Here's a key quote from the letter that I am in love with:
Ingenious new financial instruments certainly facilitated and exaggerated these weaknesses, but they were not the most potent ingredient in our toxic stew. That honor goes to the economic establishment for building over many decades a belief in rational expectations: reasonable,
economically-induced behavior that would always guarantee approximately effi cient markets. In their desire for mathematical order and elegant models, the economic establishment played down the inconveniently large role of bad behavior, career risk management, and flat-out bursts of irrationality.
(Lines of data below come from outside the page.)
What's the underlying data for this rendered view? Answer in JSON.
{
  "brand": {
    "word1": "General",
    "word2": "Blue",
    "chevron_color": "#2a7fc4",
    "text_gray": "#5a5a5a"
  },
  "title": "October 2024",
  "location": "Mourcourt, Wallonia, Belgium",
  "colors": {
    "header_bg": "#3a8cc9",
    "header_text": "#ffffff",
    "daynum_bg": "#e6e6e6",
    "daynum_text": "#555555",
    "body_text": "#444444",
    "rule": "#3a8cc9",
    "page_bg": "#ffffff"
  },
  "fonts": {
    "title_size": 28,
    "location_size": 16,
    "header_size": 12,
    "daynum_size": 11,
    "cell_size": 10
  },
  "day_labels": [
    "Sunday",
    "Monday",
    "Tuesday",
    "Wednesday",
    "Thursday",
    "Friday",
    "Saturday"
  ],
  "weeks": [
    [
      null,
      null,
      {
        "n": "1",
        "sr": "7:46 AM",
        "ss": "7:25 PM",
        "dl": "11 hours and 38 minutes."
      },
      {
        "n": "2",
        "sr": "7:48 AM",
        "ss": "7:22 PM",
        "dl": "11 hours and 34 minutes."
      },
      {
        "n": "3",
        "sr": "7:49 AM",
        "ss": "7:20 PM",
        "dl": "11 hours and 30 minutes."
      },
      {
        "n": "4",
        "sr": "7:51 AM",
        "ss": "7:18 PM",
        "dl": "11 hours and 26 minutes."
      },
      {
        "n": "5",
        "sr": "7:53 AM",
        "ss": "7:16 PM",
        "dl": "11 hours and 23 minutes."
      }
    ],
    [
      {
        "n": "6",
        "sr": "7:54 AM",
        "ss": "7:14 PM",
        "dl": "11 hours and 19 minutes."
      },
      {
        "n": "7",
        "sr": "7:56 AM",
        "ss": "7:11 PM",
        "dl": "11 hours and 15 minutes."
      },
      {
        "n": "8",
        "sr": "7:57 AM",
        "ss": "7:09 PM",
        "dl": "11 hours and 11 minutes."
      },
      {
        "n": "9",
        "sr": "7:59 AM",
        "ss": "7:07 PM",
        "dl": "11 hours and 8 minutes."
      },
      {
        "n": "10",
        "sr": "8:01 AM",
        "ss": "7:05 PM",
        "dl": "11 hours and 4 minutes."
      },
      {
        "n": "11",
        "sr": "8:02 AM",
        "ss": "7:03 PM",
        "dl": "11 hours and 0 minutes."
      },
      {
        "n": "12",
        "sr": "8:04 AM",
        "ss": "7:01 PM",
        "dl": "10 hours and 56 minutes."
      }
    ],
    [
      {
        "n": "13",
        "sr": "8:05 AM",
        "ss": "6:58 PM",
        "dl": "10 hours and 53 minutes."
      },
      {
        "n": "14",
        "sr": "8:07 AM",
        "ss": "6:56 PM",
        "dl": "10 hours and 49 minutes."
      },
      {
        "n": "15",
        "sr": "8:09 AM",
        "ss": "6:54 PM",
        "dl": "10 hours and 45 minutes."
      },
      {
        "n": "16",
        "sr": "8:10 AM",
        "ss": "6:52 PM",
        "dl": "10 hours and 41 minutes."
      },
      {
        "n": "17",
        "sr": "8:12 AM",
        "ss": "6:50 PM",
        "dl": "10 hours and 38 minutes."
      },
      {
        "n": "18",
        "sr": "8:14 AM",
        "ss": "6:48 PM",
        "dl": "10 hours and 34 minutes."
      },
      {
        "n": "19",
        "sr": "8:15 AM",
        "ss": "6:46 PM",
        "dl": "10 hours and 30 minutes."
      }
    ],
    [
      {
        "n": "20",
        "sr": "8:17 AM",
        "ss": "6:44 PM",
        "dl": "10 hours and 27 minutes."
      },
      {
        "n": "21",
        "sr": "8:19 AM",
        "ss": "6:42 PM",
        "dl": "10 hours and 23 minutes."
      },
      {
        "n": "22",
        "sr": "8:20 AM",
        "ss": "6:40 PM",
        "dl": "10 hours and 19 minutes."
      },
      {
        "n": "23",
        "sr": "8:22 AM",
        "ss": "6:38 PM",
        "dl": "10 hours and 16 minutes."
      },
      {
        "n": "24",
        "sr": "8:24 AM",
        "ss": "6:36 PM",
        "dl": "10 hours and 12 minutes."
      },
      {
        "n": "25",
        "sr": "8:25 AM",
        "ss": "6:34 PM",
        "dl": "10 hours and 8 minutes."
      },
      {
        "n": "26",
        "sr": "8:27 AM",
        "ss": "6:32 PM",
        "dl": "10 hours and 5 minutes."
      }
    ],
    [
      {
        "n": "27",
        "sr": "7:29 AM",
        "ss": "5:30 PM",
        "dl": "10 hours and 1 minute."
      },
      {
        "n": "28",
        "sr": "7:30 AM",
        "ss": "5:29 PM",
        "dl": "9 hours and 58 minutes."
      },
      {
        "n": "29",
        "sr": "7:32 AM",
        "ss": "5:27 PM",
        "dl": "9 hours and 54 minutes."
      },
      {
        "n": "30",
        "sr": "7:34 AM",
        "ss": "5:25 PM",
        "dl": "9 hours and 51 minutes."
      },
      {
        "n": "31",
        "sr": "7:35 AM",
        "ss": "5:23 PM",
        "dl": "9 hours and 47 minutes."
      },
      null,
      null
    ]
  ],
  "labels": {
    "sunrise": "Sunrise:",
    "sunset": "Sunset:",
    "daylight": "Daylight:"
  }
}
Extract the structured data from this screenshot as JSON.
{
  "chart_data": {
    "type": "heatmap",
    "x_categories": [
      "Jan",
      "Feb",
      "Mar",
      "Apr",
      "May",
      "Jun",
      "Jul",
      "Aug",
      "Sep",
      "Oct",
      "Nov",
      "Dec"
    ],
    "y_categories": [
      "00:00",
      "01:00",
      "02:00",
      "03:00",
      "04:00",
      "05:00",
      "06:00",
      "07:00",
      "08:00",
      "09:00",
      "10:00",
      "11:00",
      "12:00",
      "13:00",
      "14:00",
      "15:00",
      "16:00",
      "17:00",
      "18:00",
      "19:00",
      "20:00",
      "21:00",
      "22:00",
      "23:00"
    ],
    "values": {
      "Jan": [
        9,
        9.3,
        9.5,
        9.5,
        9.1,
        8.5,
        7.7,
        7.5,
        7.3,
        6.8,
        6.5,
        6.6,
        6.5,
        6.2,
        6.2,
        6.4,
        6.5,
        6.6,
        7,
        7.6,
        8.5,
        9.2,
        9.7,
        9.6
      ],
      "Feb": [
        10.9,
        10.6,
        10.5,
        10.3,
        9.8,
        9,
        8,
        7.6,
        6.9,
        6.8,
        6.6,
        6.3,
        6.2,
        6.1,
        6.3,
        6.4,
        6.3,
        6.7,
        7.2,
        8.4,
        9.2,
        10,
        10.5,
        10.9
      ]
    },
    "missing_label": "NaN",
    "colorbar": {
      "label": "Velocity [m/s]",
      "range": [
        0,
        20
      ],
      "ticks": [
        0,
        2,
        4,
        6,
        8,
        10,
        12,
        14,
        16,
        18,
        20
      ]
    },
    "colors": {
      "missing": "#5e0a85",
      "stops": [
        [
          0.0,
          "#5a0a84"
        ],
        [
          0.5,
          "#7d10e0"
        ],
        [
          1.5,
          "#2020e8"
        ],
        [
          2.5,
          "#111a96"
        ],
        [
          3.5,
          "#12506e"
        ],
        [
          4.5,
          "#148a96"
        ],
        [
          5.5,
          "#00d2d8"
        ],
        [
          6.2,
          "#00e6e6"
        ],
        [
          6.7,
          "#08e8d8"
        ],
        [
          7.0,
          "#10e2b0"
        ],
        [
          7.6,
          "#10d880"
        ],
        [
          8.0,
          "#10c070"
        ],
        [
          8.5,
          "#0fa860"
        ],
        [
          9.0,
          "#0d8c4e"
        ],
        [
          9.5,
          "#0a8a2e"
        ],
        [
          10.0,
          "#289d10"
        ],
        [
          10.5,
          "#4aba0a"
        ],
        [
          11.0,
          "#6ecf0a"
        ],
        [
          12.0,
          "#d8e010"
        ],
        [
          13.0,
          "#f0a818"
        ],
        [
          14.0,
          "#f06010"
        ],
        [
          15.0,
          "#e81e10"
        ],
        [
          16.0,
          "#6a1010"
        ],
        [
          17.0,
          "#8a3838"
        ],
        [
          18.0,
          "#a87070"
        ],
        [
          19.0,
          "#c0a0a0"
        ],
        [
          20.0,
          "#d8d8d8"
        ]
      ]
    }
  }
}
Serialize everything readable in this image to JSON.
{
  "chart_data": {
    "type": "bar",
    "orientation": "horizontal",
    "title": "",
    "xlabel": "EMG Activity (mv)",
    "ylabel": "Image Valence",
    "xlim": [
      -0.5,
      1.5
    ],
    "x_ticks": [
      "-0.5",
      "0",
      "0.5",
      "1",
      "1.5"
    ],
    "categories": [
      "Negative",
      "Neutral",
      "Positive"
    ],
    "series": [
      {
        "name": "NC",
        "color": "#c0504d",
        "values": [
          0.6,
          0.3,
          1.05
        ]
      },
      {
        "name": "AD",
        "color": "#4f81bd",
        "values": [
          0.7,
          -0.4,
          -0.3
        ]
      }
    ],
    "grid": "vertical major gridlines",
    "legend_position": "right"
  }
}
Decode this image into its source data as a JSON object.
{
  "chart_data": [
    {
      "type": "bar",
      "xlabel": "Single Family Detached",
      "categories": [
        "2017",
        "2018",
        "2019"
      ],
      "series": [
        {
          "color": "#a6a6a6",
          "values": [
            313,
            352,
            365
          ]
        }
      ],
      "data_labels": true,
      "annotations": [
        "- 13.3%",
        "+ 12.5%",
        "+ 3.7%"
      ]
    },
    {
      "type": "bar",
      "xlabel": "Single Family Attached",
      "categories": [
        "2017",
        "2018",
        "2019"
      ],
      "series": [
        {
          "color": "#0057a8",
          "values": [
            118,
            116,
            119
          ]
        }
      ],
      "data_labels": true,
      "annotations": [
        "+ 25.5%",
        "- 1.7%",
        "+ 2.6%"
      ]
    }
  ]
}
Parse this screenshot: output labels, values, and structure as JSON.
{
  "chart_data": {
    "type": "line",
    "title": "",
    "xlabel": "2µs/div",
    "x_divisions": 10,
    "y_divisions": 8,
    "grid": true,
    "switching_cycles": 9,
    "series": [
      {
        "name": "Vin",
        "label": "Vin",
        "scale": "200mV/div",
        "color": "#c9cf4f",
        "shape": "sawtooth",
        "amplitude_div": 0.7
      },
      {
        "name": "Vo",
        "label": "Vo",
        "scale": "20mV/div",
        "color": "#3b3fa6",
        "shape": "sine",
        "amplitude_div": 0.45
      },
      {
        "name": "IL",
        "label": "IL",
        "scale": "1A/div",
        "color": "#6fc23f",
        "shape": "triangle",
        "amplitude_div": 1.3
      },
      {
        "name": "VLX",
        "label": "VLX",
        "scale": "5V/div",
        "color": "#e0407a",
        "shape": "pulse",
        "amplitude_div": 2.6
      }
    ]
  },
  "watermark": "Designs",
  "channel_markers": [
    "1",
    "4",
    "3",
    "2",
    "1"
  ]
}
He's taking another pot-shot at economists and Objectivism again, which I'm perfectly fine with.  If you're a regular reader of this blog, you know that I have been aggressively illustrating the fallacy of relying on economists as a source of financial guidance.  And don't get me started on Ayn Rand or Objectivism! 
The dominant economic theorists so valued orderliness and rationality that they actually grew to believe it, and this false conviction became increasingly dangerous. It was why Greenspan and Bernanke were not sure that bubbles – outbursts of serious irrationality – could even exist. It was why Bernanke, who had studied the bubble of 1929, could still not see it as proof of irrationality and could still view the Depression (à la Milton Friedman) as a mere consequence of incredibly bad, easily avoidable policy measures.
I wish I could transmit my thoughts with such clarity.  Until that happens, I will settle for surfacing the great works of others.